Summary
This chapter, on “Welfare and the Welfare State,” argues that the welfare state gives the poor perverse incentives.  A superficial reader might say, “However original this was in 1973 when it was first written, it’s now old hat.  Clinton made the same arguments for welfare reform.”  However, on closer examination, Rothbard’s analysis remains distinctive both positively and normatively.

Positively, Rothbard unapologetically affirms that the poor are typically poor because of their own short-sighted, impulsive values.  He heaps praise on Harvard’s Edward Banfield – probably because Banfield was one of the few scholars who actually said what middle-class observers of the poor can’t help but think:

[U]pper- and middle-class members tend to be future-oriented, purposeful, rational, and self-disciplined.  Lower-class people… tend to have a strong present-orientation, are capricious, hedonistic, purposeless, and therefore unwilling to pursue a job or a career with any consistency. People with the former values therefore tend to have higher incomes and better jobs, and lower-class people tend to be poor, jobless, or on welfare. In short, the economic fortunes of people tend over the long run to be their own internal responsibility, rather than to be determined — as liberals always insist — by external factors.

Strange as it may seem in our post-Bell Curve age, though, Rothbard does not mention low intelligence as a contributing factor.

Normatively, Rothbard breaks with mainstream critics of the welfare state with his abolitionist stance: The only acceptable form of relief for even the “deserving poor” is private, voluntary charity; as for “the undeserving poor,” they should straighten up and fly right:

The spirit that used to animate the social work profession was a far different–and a libertarian–one. There were two basic principles: (a) that all relief and welfare payments should be voluntary, by private agencies, rather than by the coercive levy of government; and (b) that the object of giving should be to help the recipient become independent and productive as soon as possible.

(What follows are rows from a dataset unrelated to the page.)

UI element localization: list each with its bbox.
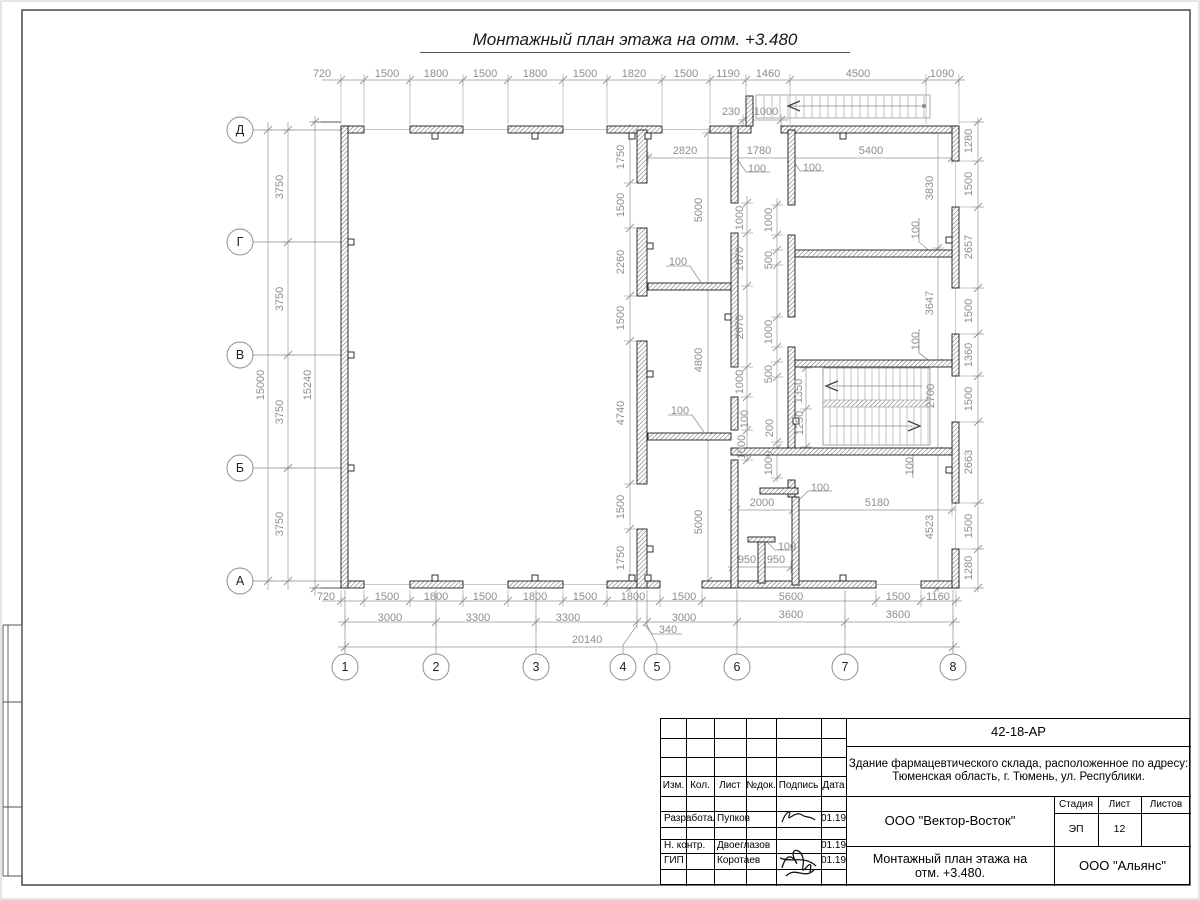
svg-text:1500: 1500 [963, 172, 975, 196]
svg-text:Г: Г [237, 235, 244, 249]
axis-bubble-7: 7 [832, 654, 858, 680]
axis-bubble-Б: Б [227, 455, 253, 481]
axis-bubble-8: 8 [940, 654, 966, 680]
svg-text:1800: 1800 [523, 68, 547, 80]
svg-text:1750: 1750 [615, 546, 627, 570]
svg-text:3: 3 [533, 660, 540, 674]
title-block: Изм.Кол.Лист№док.ПодписьДатаРазработалПу… [660, 718, 1190, 885]
svg-text:5400: 5400 [859, 145, 883, 157]
titleblock-line [661, 796, 846, 797]
sheets-count [1141, 813, 1191, 846]
svg-text:3830: 3830 [924, 176, 936, 200]
svg-text:1500: 1500 [473, 68, 497, 80]
svg-text:1670: 1670 [734, 247, 746, 271]
svg-text:1090: 1090 [930, 68, 954, 80]
svg-text:100: 100 [910, 221, 922, 239]
date-cell: 01.19 [821, 839, 846, 853]
sheet-title: Монтажный план этажа на отм. +3.480. [846, 846, 1054, 886]
axis-bubble-Г: Г [227, 229, 253, 255]
axis-bubble-1: 1 [332, 654, 358, 680]
svg-text:4740: 4740 [615, 401, 627, 425]
svg-text:2663: 2663 [963, 450, 975, 474]
exterior-stair [756, 95, 930, 118]
axis-bubble-6: 6 [724, 654, 750, 680]
svg-text:1280: 1280 [963, 129, 975, 153]
svg-text:100: 100 [803, 162, 821, 174]
svg-text:1160: 1160 [926, 591, 950, 603]
name-cell: Коротаев [714, 853, 776, 869]
svg-text:5000: 5000 [693, 198, 705, 222]
col-header-5: Дата [821, 776, 846, 796]
col-header-4: Подпись [776, 776, 821, 796]
svg-text:2700: 2700 [925, 384, 937, 408]
svg-text:100: 100 [739, 410, 751, 428]
role-cell: Разработал [661, 811, 714, 827]
svg-text:5000: 5000 [693, 510, 705, 534]
col-header-1: Кол. [686, 776, 714, 796]
axis-bubble-3: 3 [523, 654, 549, 680]
svg-text:1750: 1750 [615, 145, 627, 169]
svg-text:3750: 3750 [274, 175, 286, 199]
svg-text:2657: 2657 [963, 235, 975, 259]
svg-text:230: 230 [722, 106, 740, 118]
role-cell: Н. контр. [661, 839, 714, 853]
svg-text:1800: 1800 [424, 591, 448, 603]
axis-bubble-2: 2 [423, 654, 449, 680]
svg-text:4500: 4500 [846, 68, 870, 80]
svg-text:1800: 1800 [621, 591, 645, 603]
svg-text:15000: 15000 [255, 370, 267, 401]
svg-text:1500: 1500 [886, 591, 910, 603]
svg-text:3647: 3647 [924, 291, 936, 315]
titleblock-line [661, 757, 846, 758]
svg-text:2: 2 [433, 660, 440, 674]
svg-text:3300: 3300 [466, 612, 490, 624]
svg-text:1500: 1500 [615, 193, 627, 217]
interior-stair [823, 368, 930, 445]
svg-text:1190: 1190 [716, 68, 740, 80]
svg-text:Д: Д [236, 123, 245, 137]
svg-text:1500: 1500 [963, 299, 975, 323]
sheet-title-line1: Монтажный план этажа на [873, 852, 1027, 866]
svg-text:2820: 2820 [673, 145, 697, 157]
svg-text:3750: 3750 [274, 400, 286, 424]
role-cell: ГИП [661, 853, 714, 869]
svg-text:1500: 1500 [672, 591, 696, 603]
name-cell: Двоеглазов [714, 839, 776, 853]
svg-text:500: 500 [763, 251, 775, 269]
sheets-label: Листов [1141, 796, 1191, 813]
window-openings [364, 130, 956, 585]
svg-text:1360: 1360 [963, 343, 975, 367]
svg-text:1: 1 [342, 660, 349, 674]
svg-text:В: В [236, 348, 244, 362]
svg-text:100: 100 [671, 405, 689, 417]
col-header-3: №док. [746, 776, 776, 796]
svg-text:3750: 3750 [274, 512, 286, 536]
svg-text:4523: 4523 [924, 515, 936, 539]
svg-text:720: 720 [317, 591, 335, 603]
svg-text:1000: 1000 [736, 435, 748, 459]
svg-text:1500: 1500 [375, 68, 399, 80]
svg-text:1000: 1000 [763, 208, 775, 232]
svg-text:1820: 1820 [622, 68, 646, 80]
svg-text:3000: 3000 [378, 612, 402, 624]
axis-bubble-Д: Д [227, 117, 253, 143]
svg-text:8: 8 [950, 660, 957, 674]
svg-text:200: 200 [764, 419, 776, 437]
svg-text:1000: 1000 [763, 320, 775, 344]
svg-text:1000: 1000 [754, 106, 778, 118]
svg-text:950: 950 [767, 554, 785, 566]
svg-text:1460: 1460 [756, 68, 780, 80]
svg-text:1500: 1500 [375, 591, 399, 603]
drawing-sheet: Д Г В Б А 1 2 3 4 5 6 7 8720150018001500… [0, 0, 1200, 900]
svg-text:1500: 1500 [963, 387, 975, 411]
object-address: Здание фармацевтического склада, располо… [846, 746, 1191, 796]
sheet-label: Лист [1098, 796, 1141, 813]
svg-text:6: 6 [734, 660, 741, 674]
svg-text:3600: 3600 [779, 609, 803, 621]
svg-text:1780: 1780 [747, 145, 771, 157]
svg-text:15240: 15240 [302, 370, 314, 401]
walls [341, 96, 959, 588]
drawing-title: Монтажный план этажа на отм. +3.480 [420, 30, 850, 53]
svg-text:А: А [236, 574, 245, 588]
svg-text:720: 720 [313, 68, 331, 80]
signature-stamp [774, 836, 824, 884]
name-cell: Пупков [714, 811, 776, 827]
svg-text:1500: 1500 [674, 68, 698, 80]
doc-number: 42-18-АР [846, 719, 1191, 746]
dimension-texts: 7201500180015001800150018201500119014604… [255, 68, 975, 646]
svg-text:5600: 5600 [779, 591, 803, 603]
signature-razrabotal [776, 807, 821, 829]
svg-text:1500: 1500 [615, 306, 627, 330]
svg-text:1500: 1500 [615, 495, 627, 519]
svg-text:1500: 1500 [573, 68, 597, 80]
svg-text:1000: 1000 [734, 370, 746, 394]
svg-text:1250: 1250 [794, 411, 806, 435]
svg-text:5: 5 [654, 660, 661, 674]
svg-text:5180: 5180 [865, 497, 889, 509]
svg-text:100: 100 [669, 256, 687, 268]
svg-text:1000: 1000 [734, 206, 746, 230]
svg-text:4: 4 [620, 660, 627, 674]
design-org: ООО "Вектор-Восток" [846, 796, 1054, 846]
svg-text:340: 340 [659, 624, 677, 636]
titleblock-line [661, 738, 846, 739]
svg-text:1350: 1350 [793, 379, 805, 403]
client-org: ООО "Альянс" [1054, 846, 1191, 886]
svg-text:3300: 3300 [556, 612, 580, 624]
svg-text:3000: 3000 [672, 612, 696, 624]
date-cell: 01.19 [821, 853, 846, 869]
svg-text:20140: 20140 [572, 634, 603, 646]
svg-text:1800: 1800 [424, 68, 448, 80]
axis-bubble-В: В [227, 342, 253, 368]
svg-text:2000: 2000 [750, 497, 774, 509]
svg-text:1500: 1500 [473, 591, 497, 603]
svg-text:3750: 3750 [274, 287, 286, 311]
svg-text:100: 100 [811, 482, 829, 494]
svg-text:100: 100 [748, 163, 766, 175]
sheet-number: 12 [1098, 813, 1141, 846]
svg-text:2670: 2670 [734, 315, 746, 339]
axis-bubble-5: 5 [644, 654, 670, 680]
svg-text:1800: 1800 [523, 591, 547, 603]
svg-text:950: 950 [738, 554, 756, 566]
svg-text:4800: 4800 [693, 348, 705, 372]
date-cell: 01.19 [821, 811, 846, 827]
stage-value: ЭП [1054, 813, 1098, 846]
axis-bubble-А: А [227, 568, 253, 594]
svg-text:7: 7 [842, 660, 849, 674]
svg-text:1000: 1000 [763, 451, 775, 475]
svg-text:1500: 1500 [573, 591, 597, 603]
col-header-0: Изм. [661, 776, 686, 796]
svg-text:100: 100 [910, 332, 922, 350]
svg-text:500: 500 [763, 365, 775, 383]
svg-text:2260: 2260 [615, 250, 627, 274]
svg-text:100: 100 [778, 541, 796, 553]
axis-bubble-4: 4 [610, 654, 636, 680]
svg-text:1500: 1500 [963, 514, 975, 538]
svg-text:Б: Б [236, 461, 244, 475]
svg-text:100: 100 [904, 457, 916, 475]
svg-text:1280: 1280 [963, 556, 975, 580]
sheet-title-line2: отм. +3.480. [915, 866, 985, 880]
stage-label: Стадия [1054, 796, 1098, 813]
address-line1: Здание фармацевтического склада, располо… [849, 758, 1188, 771]
address-line2: Тюменская область, г. Тюмень, ул. Респуб… [892, 771, 1145, 784]
svg-text:3600: 3600 [886, 609, 910, 621]
col-header-2: Лист [714, 776, 746, 796]
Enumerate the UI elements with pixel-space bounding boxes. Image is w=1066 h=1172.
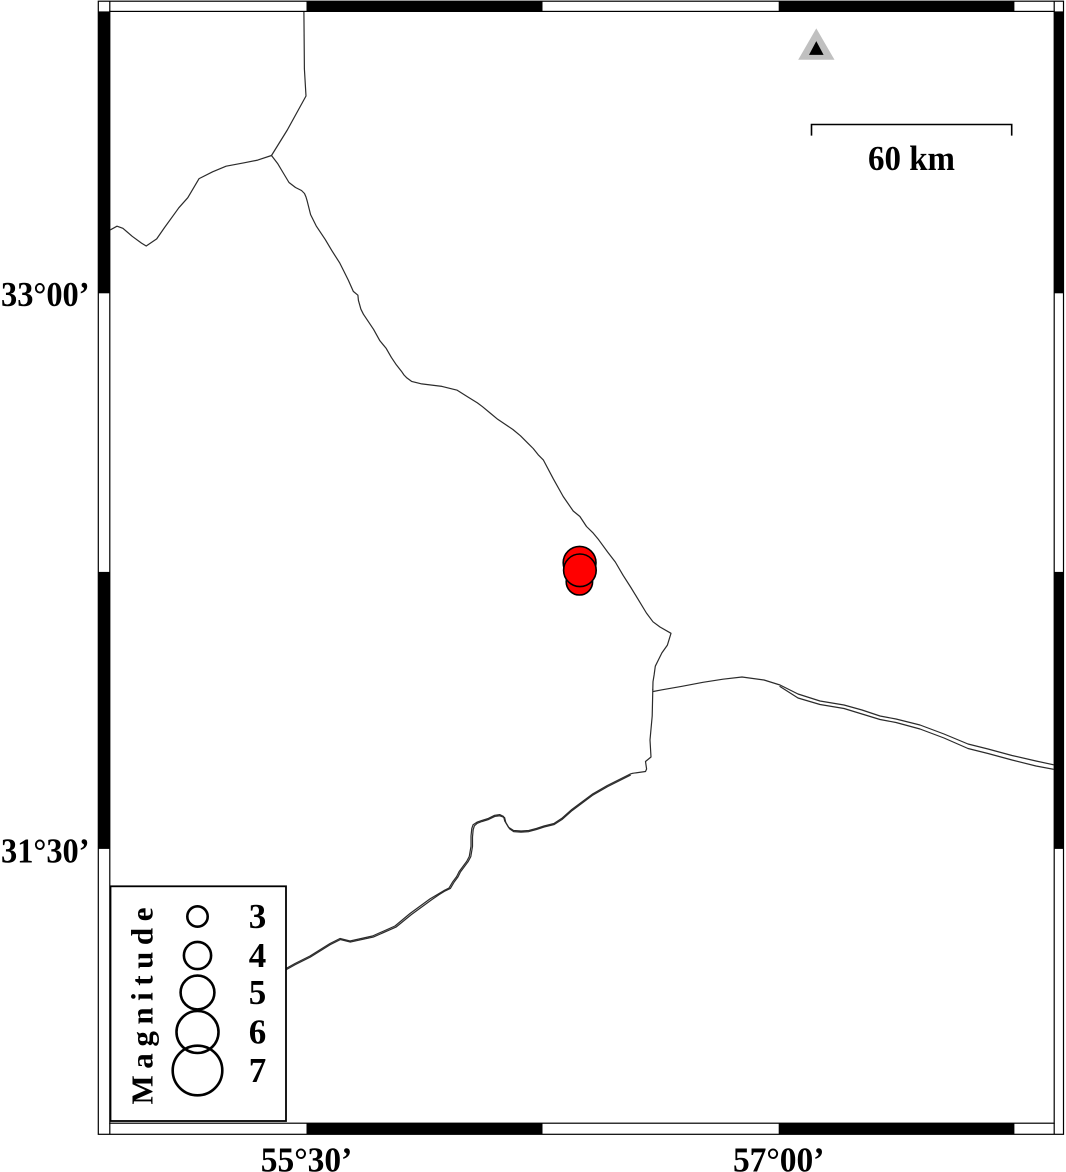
svg-text:57°00’: 57°00’ [733,1140,825,1172]
svg-text:6: 6 [249,1013,267,1052]
svg-text:60 km: 60 km [868,139,955,178]
svg-text:7: 7 [249,1051,267,1090]
svg-text:3: 3 [249,897,267,936]
svg-text:4: 4 [249,936,267,975]
svg-text:5: 5 [249,973,267,1012]
svg-text:31°30’: 31°30’ [1,832,90,871]
svg-text:55°30’: 55°30’ [261,1140,353,1172]
svg-text:33°00’: 33°00’ [1,275,90,314]
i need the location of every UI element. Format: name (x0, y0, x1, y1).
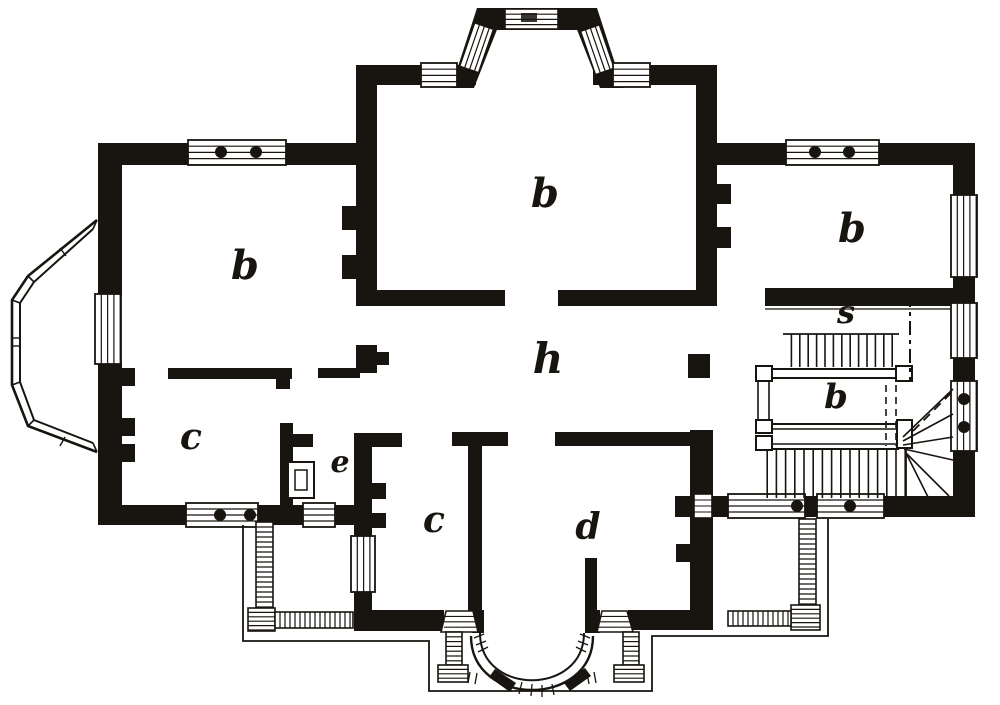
window (694, 494, 712, 518)
stair-upper-flight (791, 334, 892, 367)
room-label-stair-s: s (837, 296, 855, 328)
top-bay-window (451, 8, 623, 88)
closet-fixture (288, 462, 314, 498)
room-label-room-b-right: b (838, 209, 866, 249)
room-label-room-b-center: b (531, 174, 559, 214)
window (188, 140, 286, 165)
room-label-room-c-bottom: c (423, 502, 445, 538)
room-label-room-d: d (575, 509, 600, 545)
window-splayed (597, 611, 633, 632)
window (95, 294, 121, 364)
window (786, 140, 879, 165)
window (613, 63, 650, 87)
room-label-room-e: e (330, 448, 349, 478)
room-label-stair-landing-b: b (824, 380, 848, 414)
room-label-room-c-left: c (180, 419, 202, 455)
apse-arc-hatch (468, 634, 596, 697)
window-splayed (441, 611, 478, 632)
window (951, 303, 977, 358)
stair-lower-flight (767, 450, 905, 498)
floor-plan-drawing (0, 0, 1000, 705)
room-label-hall-h: h (533, 338, 564, 380)
terrace (243, 519, 828, 691)
octagon-bay-window (12, 220, 97, 452)
room-label-room-b-left: b (231, 246, 259, 286)
window (186, 503, 258, 527)
terrace-outline (243, 519, 828, 691)
floor-plan: bbbhsbcecd (0, 0, 1000, 705)
window (303, 503, 335, 527)
apse-bay (438, 632, 644, 697)
window (951, 381, 977, 451)
window (421, 63, 457, 87)
window (351, 536, 375, 592)
window (951, 195, 977, 277)
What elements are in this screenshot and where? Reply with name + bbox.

Of course, in ultimate logic, (b) follows from (a), since no private agency is able to tap the virtually unlimited funds that can be mulcted from the long-suffering taxpayer…As a further corollary of the limitation on funds, the social workers also realized that there was no room for aid to malingerers, those who refused to work, or who used the aid as a racket; hence came the concept of the “deserving” as against the “undeserving” poor.

Other highlights: Rothbard celebrates the private welfare system of the Mormons and points out a number of ways that regulation hurts the poor.  He also heaps scorn on – and misrepresents – Friedman’s “negative income tax,” never mentioning that the whole point is to reduce the effective 100% marginal tax rate that welfare recipients typically face.

Critical Comments
I remain a huge fan of this chapter.  While Rothbard neglects the IQ-poverty connection, modern scholars continue to neglect the Conscientiousness-poverty connection.  Frankly, it’s a ridiculous oversight.  It’s intuitively obvious: How could laziness and impulsiveness not lead to poverty?  And you don’t need fancy econometrics to detect it empirically: Kids from low-income areas were bused into my suburban elementary, junior high, and high schools, and all of Rothbard’s claims about “lower-class values” described them to a tee.

I also find his abolitionism refreshing.  Sure, private charity couldn’t maintain anything like the modern welfare state.  But I see no reason why it couldn’t provide a modest safety net for indigent children and the severely handicapped.  Private charity in the U.S. is about $300B annually – 2.2% of GDP.  Admittedly, only a small fraction of that goes to the poor now; but clearly that would change if the welfare state were abolished.  If it seems unrealistic to rely on donations to provide for the poor, consider: Back in the era of established churches, wouldn’t it have seemed equally unrealistic to rely on donations to provide for religion?

My main empirical complaints: Even in the 1970s, Rothbard should have spent more time explaining that the welfare state is primarily about helping the old, not the poor.   And he should have spent more time explaining that by world standards, the American “poor” are already well-off.  Then he could have easily moved on to the most philosophically devastating critique of the welfare state: Our immigration laws are a massive, shameful effort to prevent the free market from lifting millions of foreigners out of absolute poverty.

Of course, if Rothbard had focused on global poverty, he would have had to admit the awkward point that voluntary charity does little to alleviate the truly horrific plight of the world’s bottom billion.  If the U.S. abolished the welfare state, Americans would open their checkbooks to poor children and the handicapped who happen to be American citizens.  But the absence of a world welfare state has manifestly not led to robust private substitutes.  Modern markets are international, but modern charity remains a largely national affair.